Si les 2 visuels presse sont sympathiques et humoristiques (Cf. la voiture de police qui poursuit le marchand de glace et les pâtissiers dans le fourgon – au fait, pourquoi une voiture américaine ?), la stratégie est clairement à la défensive. On comprend naturellement que le discours alimentaire et nutritionnel actuel soit particulièrement difficile à vivre pour le sucre en première ligne de toutes les attaques vis-à-vis de la malbouffe. Cependant, dans cette campagne, on ne définit plus le sucre par ce qu’il est, mais en creux, par ce que serait le monde sans sucre.

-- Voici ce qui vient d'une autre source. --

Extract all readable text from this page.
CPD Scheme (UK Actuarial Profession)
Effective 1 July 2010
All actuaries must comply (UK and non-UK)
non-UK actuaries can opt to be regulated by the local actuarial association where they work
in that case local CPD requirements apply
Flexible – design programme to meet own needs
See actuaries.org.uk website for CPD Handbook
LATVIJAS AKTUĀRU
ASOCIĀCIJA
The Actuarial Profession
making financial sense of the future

La démonstration de l’absurdité d’un monde sans sucre est plutôt intéressante. Cependant, même si on peut parfois en douter en entendant quelques ayatollahs de l’alimentation, le problème n’est pas de supprimer le sucre au même titre que le tabac, mais de diminuer la consommation trop importante d’une partie de la population. D’une certaine façon, la présente campagne admet la remise en cause du sucre par la société.

La body-copy des 2 annonces conserve la référence aux 2 axes de communication :

- nutritionnel, les glucides sont indispensables à l’organisme,
- plaisir, le sucre est une source de plaisir alimentaire et donc un éveil au goût.

On signalera aussi une très belle animation sur le trajet du sucre dans le corps humain sur le site lesucre.com.

La problématique de communication du sucre pourrait faire un beau cas d’école pour tous les apprentis en marketing.